Alors que les températures estivales s’installent, EDF anticipe une baisse de la production de deux de ses centrales nucléaires en Auvergne-Rhône-Alpes. Selon Reporterre, l’électricien national envisage de réduire l’activité des sites du Bugey (Ain) et de Saint-Alban (Isère) dès la fin de semaine prochaine, en raison de l’élévation attendue des températures du fleuve Rhône.
Ces restrictions, soumises à l’évolution des conditions météorologiques, pourraient débuter dès le samedi 20 juin pour la centrale de Saint-Alban et le mardi 23 juin pour celle du Bugey. Un ajustement qui intervient dans un contexte de canicule précoce et de tension sur le réseau électrique.
Ce qu'il faut retenir
- Deux centrales concernées : Bugey (Ain) et Saint-Alban (Isère), toutes deux situées en bordure du Rhône.
- Début des restrictions : à partir du 20 juin pour Saint-Alban et du 23 juin pour le Bugey, sous réserve des conditions météo.
- Raison invoquée : la hausse des températures du Rhône, qui limite la capacité de refroidissement des réacteurs.
- Contexte : une canicule précoce en France, avec des températures déjà élevées pour la saison.
Des centrales nucléaires vulnérables aux fortes chaleurs
Les centrales nucléaires dépendent d’un système de refroidissement efficace, souvent assuré par des cours d’eau comme le Rhône. Or, lorsque la température de ce fleuve dépasse certains seuils, EDF doit adapter sa production pour respecter les normes environnementales et garantir la sécurité des installations.
Selon Reporterre, cette situation n’est pas inédite : en 2022, lors de la canicule historique, plusieurs réacteurs avaient déjà été mis à l’arrêt ou fonctionné à puissance réduite en raison de la chaleur. Le Rhône, dont le débit et la température sont étroitement surveillés, joue un rôle clé dans ce dispositif.
Un impact potentiel sur l’approvisionnement électrique
La réduction de la production nucléaire pourrait peser sur l’équilibre du réseau électrique français, alors que la demande en climatisation et ventilation risque d’augmenter. En 2025, EDF avait déjà alerté sur les risques de tensions cet été, notamment en cas de vague de chaleur prolongée.
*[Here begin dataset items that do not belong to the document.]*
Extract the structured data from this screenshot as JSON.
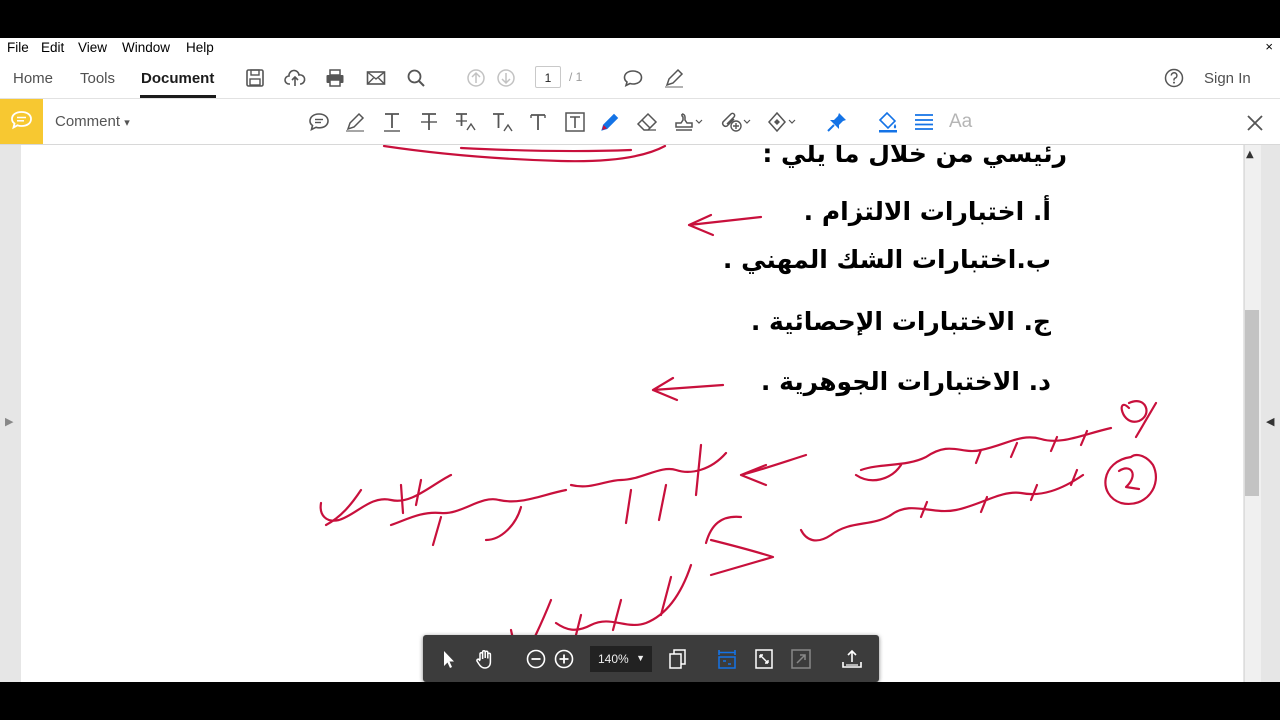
{
  "menu": [
    "File",
    "Edit",
    "View",
    "Window",
    "Help"
  ],
  "menu_close": "×",
  "toolbar": {
    "tabs": [
      "Home",
      "Tools",
      "Document"
    ],
    "active_tab": "Document",
    "page_current": "1",
    "page_total": "/ 1",
    "sign_in": "Sign In"
  },
  "commentbar": {
    "label": "Comment",
    "caret": "▾",
    "close": "×"
  },
  "document": {
    "lines": [
      "رئيسي من خلال ما يلي :",
      "أ.  اختبارات الالتزام .",
      "ب.اختبارات الشك المهني .",
      "ج. الاختبارات الإحصائية .",
      "د. الاختبارات الجوهرية ."
    ]
  },
  "floating": {
    "zoom": "140%"
  },
  "colors": {
    "accent": "#f7c831",
    "ink": "#c8103c",
    "pin": "#1473e6"
  },
  "icons": {
    "toolbar": [
      "save-icon",
      "cloud-upload-icon",
      "print-icon",
      "mail-icon",
      "search-icon",
      "prev-page-icon",
      "next-page-icon",
      "comment-icon",
      "pen-icon",
      "help-icon"
    ],
    "comment_tools": [
      "sticky-note-icon",
      "highlight-icon",
      "text-icon",
      "strikethrough-icon",
      "replace-text-icon",
      "insert-text-icon",
      "add-text-icon",
      "text-box-icon",
      "draw-pencil-icon",
      "eraser-icon",
      "stamp-icon",
      "attach-icon",
      "shapes-icon",
      "pin-icon",
      "fill-icon",
      "lines-icon",
      "font-icon"
    ]
  }
}
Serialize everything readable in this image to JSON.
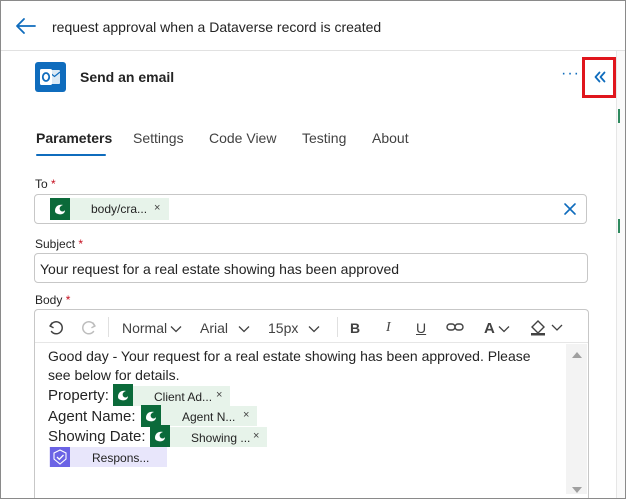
{
  "header": {
    "flow_title": "request approval when a Dataverse record is created"
  },
  "action": {
    "title": "Send an email",
    "more_label": "···",
    "collapse_label": "«"
  },
  "tabs": [
    {
      "label": "Parameters",
      "active": true
    },
    {
      "label": "Settings",
      "active": false
    },
    {
      "label": "Code View",
      "active": false
    },
    {
      "label": "Testing",
      "active": false
    },
    {
      "label": "About",
      "active": false
    }
  ],
  "fields": {
    "to": {
      "label": "To",
      "required_mark": "*",
      "token": "body/cra...",
      "token_remove": "×"
    },
    "subject": {
      "label": "Subject",
      "required_mark": "*",
      "value": "Your request for a real estate showing has been approved"
    },
    "body": {
      "label": "Body",
      "required_mark": "*",
      "toolbar": {
        "style": "Normal",
        "font": "Arial",
        "size": "15px",
        "bold": "B",
        "italic": "I",
        "underline": "U",
        "font_color": "A"
      },
      "line1": "Good day - Your request for a real estate showing has been approved. Please",
      "line2": "see below for details.",
      "property_label": "Property:",
      "property_token": "Client Ad...",
      "agent_label": "Agent Name:",
      "agent_token": "Agent N...",
      "showing_label": "Showing Date:",
      "showing_token": "Showing ...",
      "response_token": "Respons...",
      "token_remove": "×"
    }
  },
  "colors": {
    "accent": "#0f6cbd",
    "dataverse": "#0b6a3a",
    "token_bg": "#e7f3ea",
    "ai_token_bg": "#e8e6fb",
    "highlight_box": "#e0161d",
    "required": "#c50f1f"
  },
  "icons": {
    "back": "back-arrow-icon",
    "outlook": "outlook-icon",
    "dataverse": "dataverse-icon",
    "approvals": "approvals-icon"
  }
}
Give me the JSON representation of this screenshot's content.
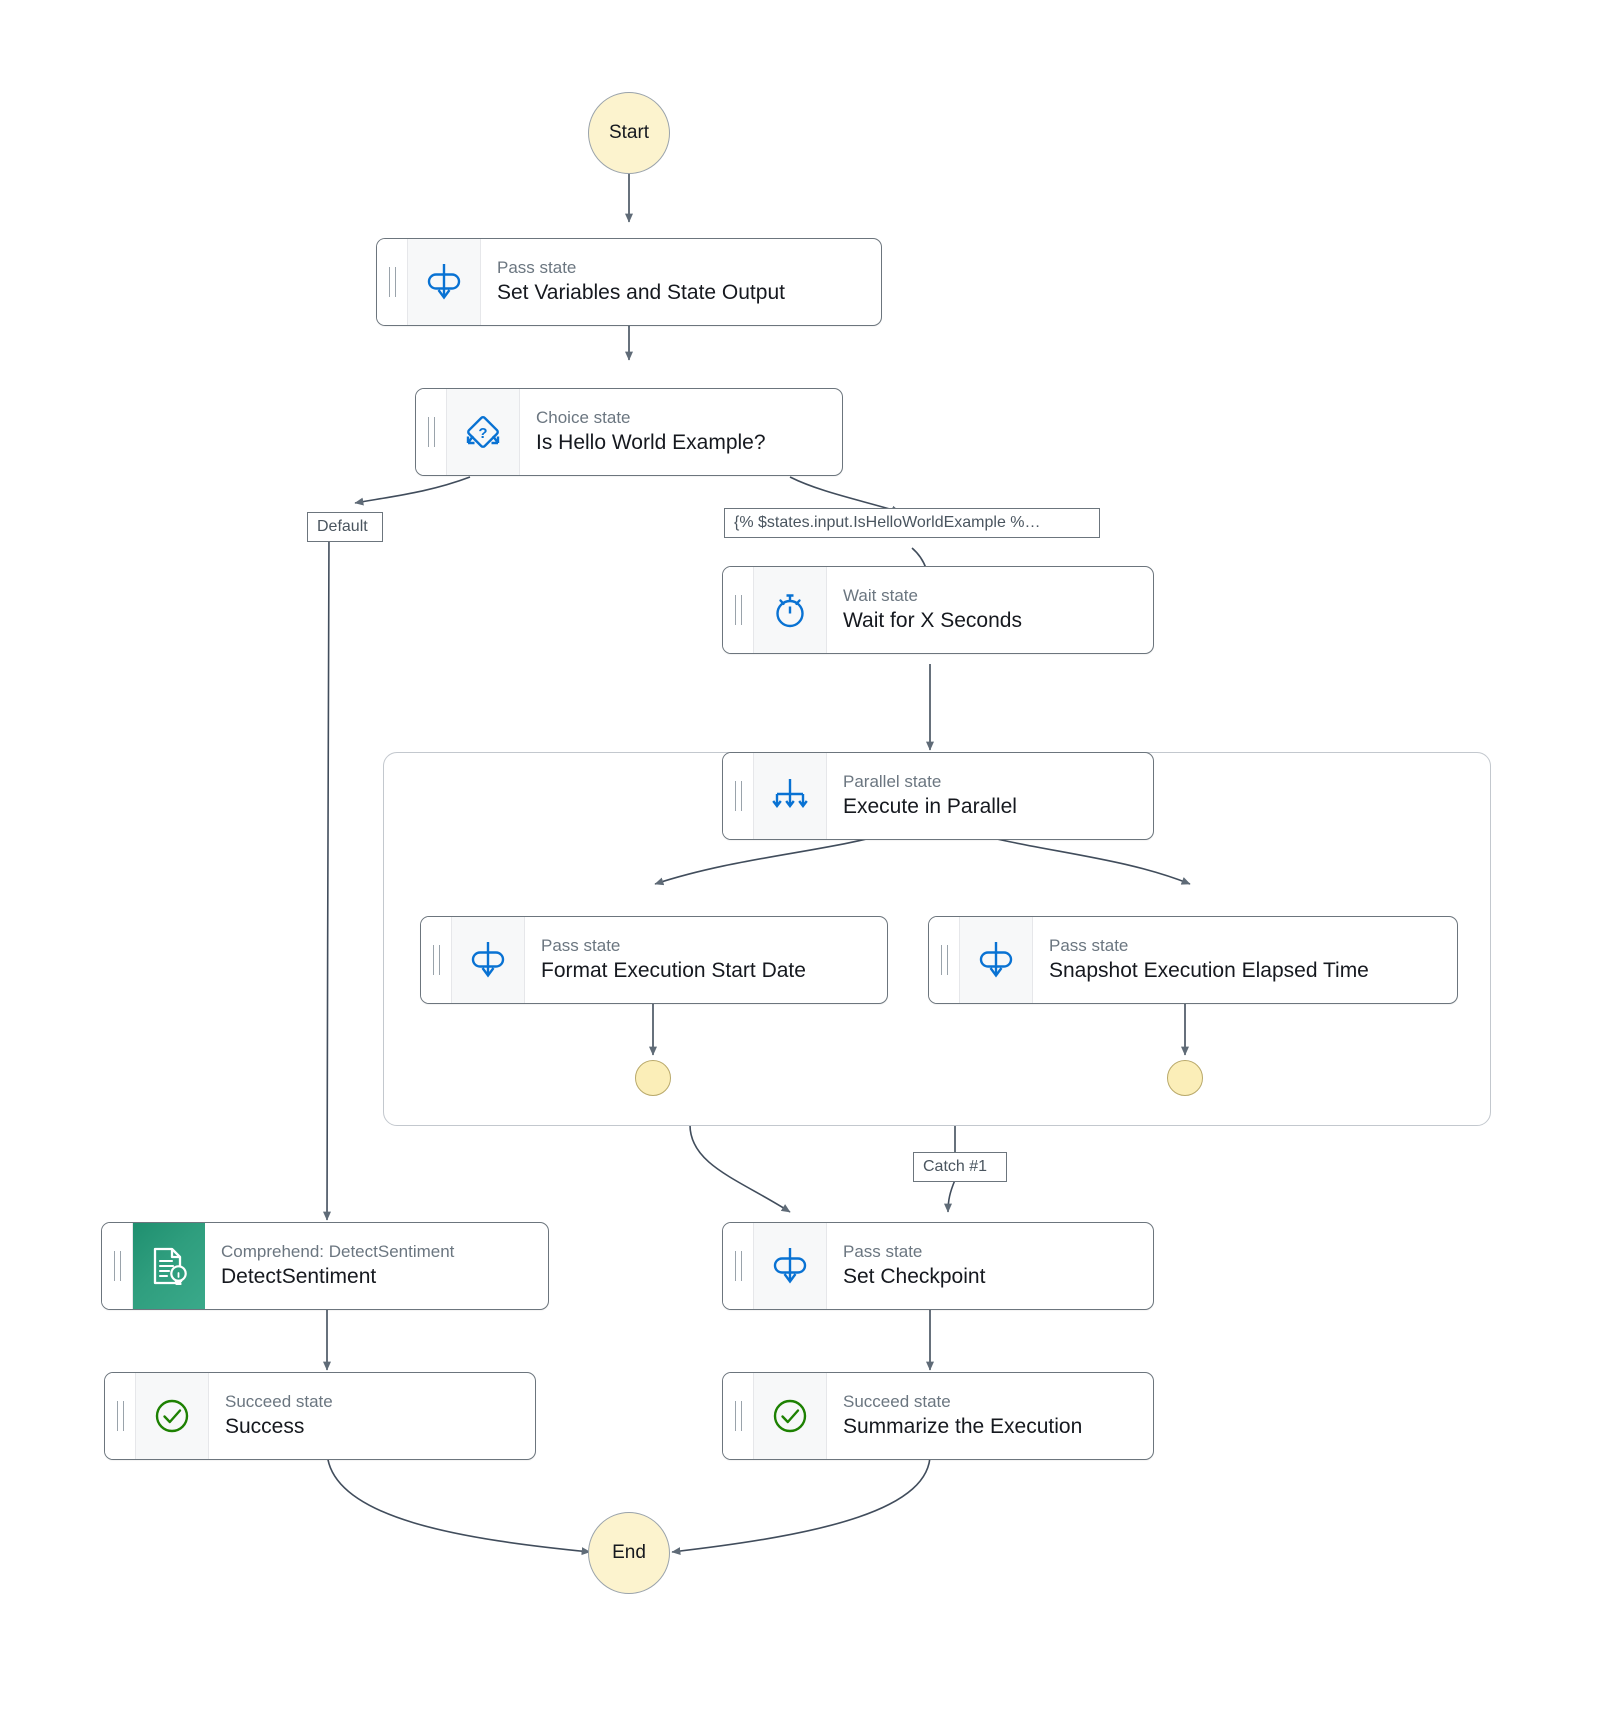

Les deux centrales concernées représentent ensemble une capacité installée d’environ 3 000 mégawatts, soit l’équivalent de la consommation d’une ville comme Lyon pendant plusieurs jours. Leur ralentissement pourrait donc avoir des répercussions locales et nationales, même si EDF assure que les stocks de sécurité seront maintenus.
Des mesures encadrées par la réglementation
La réglementation française impose aux exploitants nucléaires de limiter leurs rejets thermiques dans les cours d’eau pour protéger les écosystèmes. En période de canicule, les températures du Rhône peuvent dépasser les 28°C, un seuil au-delà duquel EDF doit réduire ses émissions de chaleur pour éviter de nuire à la faune et à la flore aquatiques.
Un porte-parole d’EDF a indiqué à Reporterre que « les ajustements de production sont temporaires et réversibles, une fois les conditions redevenues normales ». Ces restrictions, bien que contraignantes, s’inscrivent dans une logique de préservation des milieux naturels, souligne-t-il.
Reste à savoir si d’autres centrales nucléaires en France seront concernées par des mesures similaires dans les prochains jours. Le gouvernement, qui mise sur le nucléaire pour assurer la transition énergétique, devra trouver un équilibre entre production électrique, respect de l’environnement et satisfaction de la demande.
Le Rhône sert de source de refroidissement pour les réacteurs des centrales du Bugey et de Saint-Alban. Lorsque sa température dépasse 28°C, EDF doit réduire sa production pour limiter les rejets thermiques et protéger les écosystèmes aquatiques, conformément à la réglementation environnementale.